I use a K-75 sectional machine a lot. No trouble with kinking cable and easy to carry onto the roof.


----------



## plbgbiz (Aug 27, 2010)

K-60 - Very small. Very portable. Very Powerful.

Uses 5/8" and/or 7/8" cable. Together with the K-1500 you are set for everything.


----------



## DesertOkie (Jul 15, 2011)

Gorlitz GO 50, 1/2 or 3/8 cable as needed.


----------



## AssTyme (May 15, 2010)

plbgbiz said:


> K-60 - Very small. Very portable. *Very Powerful.*
> 
> Uses 5/8" and/or 7/8" cable. Together with the K-1500 you are set for everything.





Not so sure about that ???


----------



## AssTyme (May 15, 2010)

If I were to ever get on a roof I would only use a drill & some J or 1.25" Eel cable.


----------



## easttexasplumb (Oct 13, 2010)

Spartan 100


----------



## ChrisConnor (Dec 31, 2009)

What kind did you throw off the roof?


----------



## okcplum (Jul 16, 2011)

It was a national, it didn't even make a mark on it.

The bearings are shot though and I can't be messing with it anymore, it's one of those things were you just have to let go.

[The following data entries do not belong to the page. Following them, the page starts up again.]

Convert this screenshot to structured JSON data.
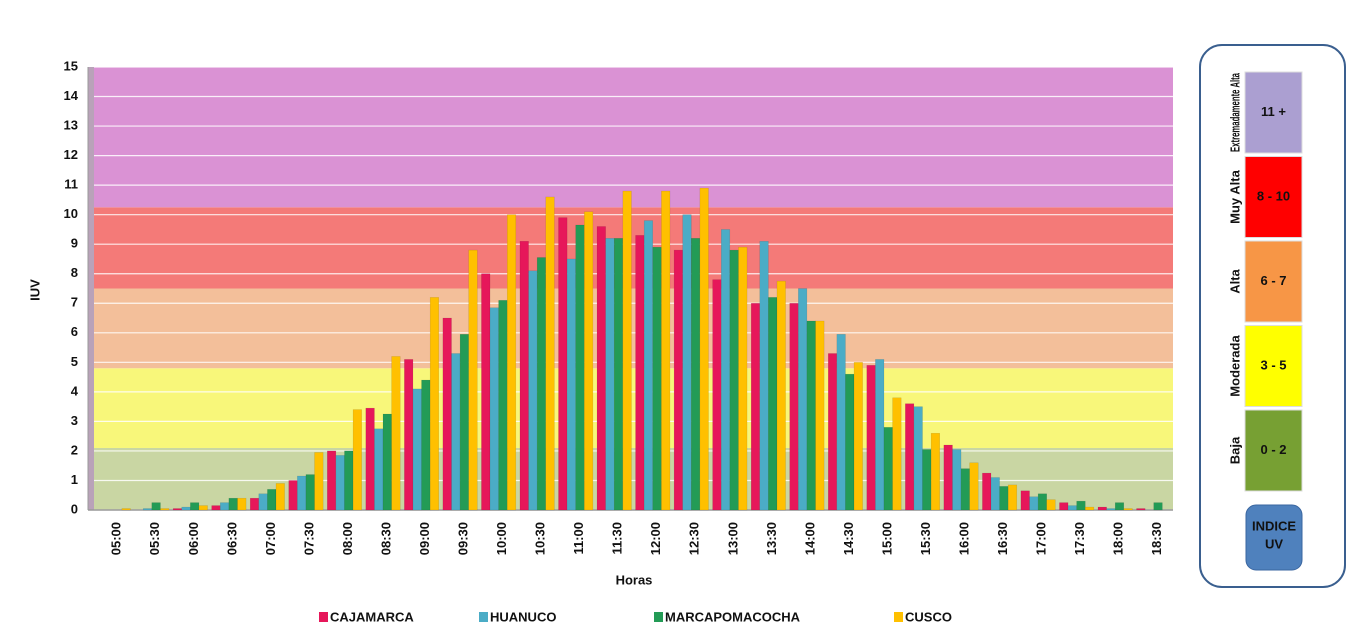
{
  "chart_data": {
    "type": "bar",
    "x_label": "Horas",
    "y_label": "IUV",
    "categories": [
      "05:00",
      "05:30",
      "06:00",
      "06:30",
      "07:00",
      "07:30",
      "08:00",
      "08:30",
      "09:00",
      "09:30",
      "10:00",
      "10:30",
      "11:00",
      "11:30",
      "12:00",
      "12:30",
      "13:00",
      "13:30",
      "14:00",
      "14:30",
      "15:00",
      "15:30",
      "16:00",
      "16:30",
      "17:00",
      "17:30",
      "18:00",
      "18:30"
    ],
    "series": [
      {
        "name": "CAJAMARCA",
        "color": "#e6175a",
        "values": [
          0,
          0,
          0.05,
          0.15,
          0.4,
          1.0,
          2.0,
          3.45,
          5.1,
          6.5,
          8.0,
          9.1,
          9.9,
          9.6,
          9.3,
          8.8,
          7.8,
          7.0,
          7.0,
          5.3,
          4.9,
          3.6,
          2.2,
          1.25,
          0.65,
          0.25,
          0.1,
          0.05
        ]
      },
      {
        "name": "HUANUCO",
        "color": "#4bacc6",
        "values": [
          0,
          0.05,
          0.1,
          0.25,
          0.55,
          1.15,
          1.85,
          2.75,
          4.1,
          5.3,
          6.85,
          8.1,
          8.5,
          9.2,
          9.8,
          10.0,
          9.5,
          9.1,
          7.5,
          5.95,
          5.1,
          3.5,
          2.05,
          1.1,
          0.45,
          0.15,
          0.05,
          0
        ]
      },
      {
        "name": "MARCAPOMACOCHA",
        "color": "#239b56",
        "values": [
          0,
          0.25,
          0.25,
          0.4,
          0.7,
          1.2,
          2.0,
          3.25,
          4.4,
          5.95,
          7.1,
          8.55,
          9.65,
          9.2,
          8.9,
          9.2,
          8.8,
          7.2,
          6.4,
          4.6,
          2.8,
          2.05,
          1.4,
          0.8,
          0.55,
          0.3,
          0.25,
          0.25
        ]
      },
      {
        "name": "CUSCO",
        "color": "#ffc000",
        "values": [
          0.05,
          0.05,
          0.15,
          0.4,
          0.9,
          1.95,
          3.4,
          5.2,
          7.2,
          8.8,
          10.0,
          10.6,
          10.1,
          10.8,
          10.8,
          10.9,
          8.9,
          7.75,
          6.4,
          5.0,
          3.8,
          2.6,
          1.6,
          0.85,
          0.35,
          0.1,
          0.05,
          0
        ]
      }
    ],
    "bands": [
      {
        "from": 0,
        "to": 2.1,
        "color": "#c9d6a3"
      },
      {
        "from": 2.1,
        "to": 4.8,
        "color": "#f8f77a"
      },
      {
        "from": 4.8,
        "to": 7.5,
        "color": "#f3bf9a"
      },
      {
        "from": 7.5,
        "to": 10.25,
        "color": "#f47a78"
      },
      {
        "from": 10.25,
        "to": 15,
        "color": "#da92d4"
      }
    ],
    "ylim": [
      0,
      15
    ],
    "yticks": [
      0,
      1,
      2,
      3,
      4,
      5,
      6,
      7,
      8,
      9,
      10,
      11,
      12,
      13,
      14,
      15
    ],
    "grid": true
  },
  "uv_scale": {
    "levels": [
      {
        "name": "Extremadamente Alta",
        "range": "11 +",
        "color": "#ab9fd1",
        "text_color": "#ffffff"
      },
      {
        "name": "Muy Alta",
        "range": "8 - 10",
        "color": "#ff0000",
        "text_color": "#ffffff"
      },
      {
        "name": "Alta",
        "range": "6 - 7",
        "color": "#f79646",
        "text_color": "#ffffff"
      },
      {
        "name": "Moderada",
        "range": "3 - 5",
        "color": "#ffff00",
        "text_color": "#333333"
      },
      {
        "name": "Baja",
        "range": "0 - 2",
        "color": "#77a033",
        "text_color": "#ffffff"
      }
    ],
    "button_lines": [
      "INDICE",
      "UV"
    ]
  }
}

It's earned me good money and it's time to put it to the kerb.

It's far to heavy anyway.

Time for a upgrade.

It needs new bearings and a cable.

I want something I can see into that I know the cable has gone back as it should.


----------



## SewerRat (Feb 26, 2011)

Get one of these. "Professional quality" and they allow you to compete in the $49.95 market! And they are easily replaceable if thrown from a rooftop.


----------



## okcplum (Jul 16, 2011)

Right, sewer ratz, that machine is the finest quality available. 

Lol.

I bet it works as good as a chocolate fire guard.


----------



## okcplum (Jul 16, 2011)

Got the k50. 

$830 

Also a pic of the k1500 I got pretty cheap.


----------



## Will (Jun 6, 2010)

I'd consider the K-50 to be a secondary machine, not really a mid-range machine. You should look at the K-60 since you seem to like the Ridgid style machine, or you could always get you some 7/8" cable and save you some money and run it in your K-1500 and do the same thing. 

Some Good Machine to Look at in the Mid Range category

Spartan 300 
http://www.spartantool.com/drain-cleaning-machine-model-300-products-469.php?page_id=675

Trojan Pony
http://www.trojanworldwide.com/pony.html

Gorlitz 62
http://www.gorlitz.com/pc_combined_...FF3D74&pc_id=AFF2EA2EE9B149BF8278A2CBEBFF3D74

Any of those 3 would be great choices imo, K-60 would be good for you too as your used to the Ridgid style, but I'd consider any of the other 3 listedc above as the better options.


----------